Ideally, a high school would have six more locker rooms, at least one more gym, and all activity facilities -- like baseball, softball and soccer fields -- on one campus, so students wouldn't have to drive to the facilities.
Improving traffic was one of the arguments group members mentioned in favor of a new high school because of athletics and because cafeterias could be large enough to accommodate all of the roughly 2,000 students, which study group co-chairman Craig Wheeler said would be safer. Lunch has been open for all, though now that GCHS's $1,500,000 courtyard facility is complete, freshmen will be required to stay on campus during lunch.
"It literally is a race," Wheeler said of the way students leave campus for the 34-minute lunch. "There's no time to wait at a stop sign or stop light any longer than you have to."
However, group members said, GCHS currently is centrally located, and a new facility probably would need to be built on the outskirts of town to obtain the amount of land necessary. That could mean more travel, and more transportation costs for the school district.
That land would have a price tag, too, not to mention the cost of a new building.
Atha said the discussions on price couldn't come until planners knew exactly what would go in a facility. The group knows building a new high school for more than 2,000 would be more expensive than, for example, building a second high school for 1,000 or 1,500, he said, but they can't get specifics unless they hire an architect to make estimates on their top choices.
Operational expenses might not change much, said Stewart Nelson, an architect with Gibson, Mancini, Carmichael & Nelson. The building probably would be larger, but also more efficient than the original 1954 structure, he said.
Convincing the community to approve that bond issue would be the challenge for supporters, though, especially since voters rejected proposals in 1998 and 2000. Each would have built a second high school in Garden City, the first with a $30 million bond and the second with $33 million.
Atha said it would be "critical to have a tremendous plan" for what to do with the current high school facility, especially since it contains a lot of history for many in the community.
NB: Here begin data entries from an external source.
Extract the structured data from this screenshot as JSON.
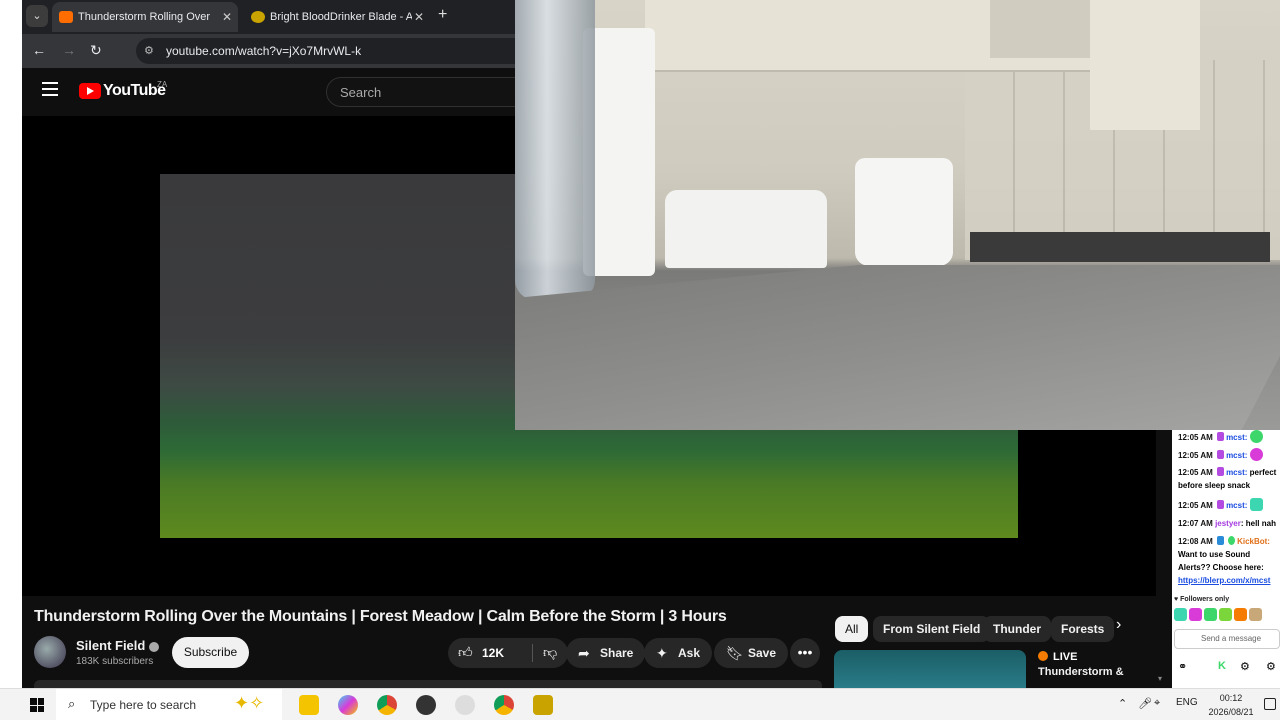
{
  "browser": {
    "tabs": [
      {
        "title": "Thunderstorm Rolling Over",
        "active": true
      },
      {
        "title": "Bright BloodDrinker Blade - AQ",
        "active": false
      }
    ],
    "url": "youtube.com/watch?v=jXo7MrvWL-k"
  },
  "youtube": {
    "logo_text": "YouTube",
    "region": "ZA",
    "search_placeholder": "Search",
    "video_title": "Thunderstorm Rolling Over the Mountains | Forest Meadow | Calm Before the Storm | 3 Hours",
    "channel": {
      "name": "Silent Field",
      "subscribers": "183K subscribers"
    },
    "subscribe_label": "Subscribe",
    "likes": "12K",
    "share_label": "Share",
    "ask_label": "Ask",
    "save_label": "Save",
    "chips": [
      "All",
      "From Silent Field",
      "Thunder",
      "Forests"
    ],
    "recommended": {
      "badge": "LIVE",
      "title": "Thunderstorm &"
    }
  },
  "chat": {
    "messages": [
      {
        "time": "12:05 AM",
        "user": "mcst:",
        "text": ""
      },
      {
        "time": "12:05 AM",
        "user": "mcst:",
        "text": ""
      },
      {
        "time": "12:05 AM",
        "user": "mcst:",
        "text": "perfect before sleep snack"
      },
      {
        "time": "12:05 AM",
        "user": "mcst:",
        "text": ""
      },
      {
        "time": "12:07 AM",
        "user": "jestyer",
        "text": ": hell nah"
      },
      {
        "time": "12:08 AM",
        "user": "KickBot:",
        "text": "Want to use Sound Alerts?? Choose here:",
        "link": "https://blerp.com/x/mcst"
      }
    ],
    "followers_only": "Followers only",
    "send_placeholder": "Send a message"
  },
  "taskbar": {
    "search_placeholder": "Type here to search",
    "language": "ENG",
    "time": "00:12",
    "date": "2026/08/21"
  },
  "colors": {
    "yt_red": "#ff0000",
    "kick_green": "#53fc18"
  }
}
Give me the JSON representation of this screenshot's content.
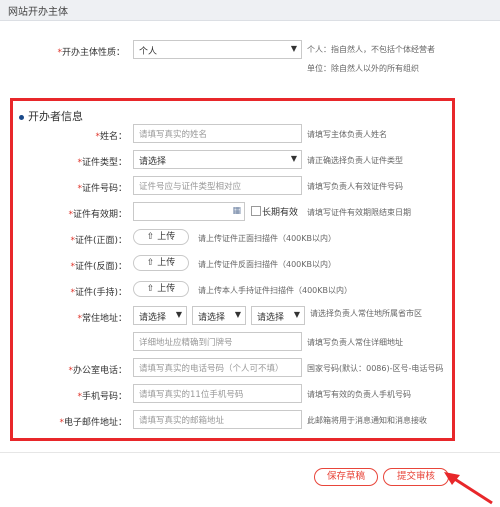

Suggestions mentioned included opening the building to more community activities or using it as a middle school, alternative high school or vocational building.
Study group member Charlie Robinson said he thinks that if voters approved a new facility, it would improve community pride.
"Some of the most important things people consider when moving are schooling and health care," he said. "The fact that the high school might be hampered in its facility -- what does that do for the community?"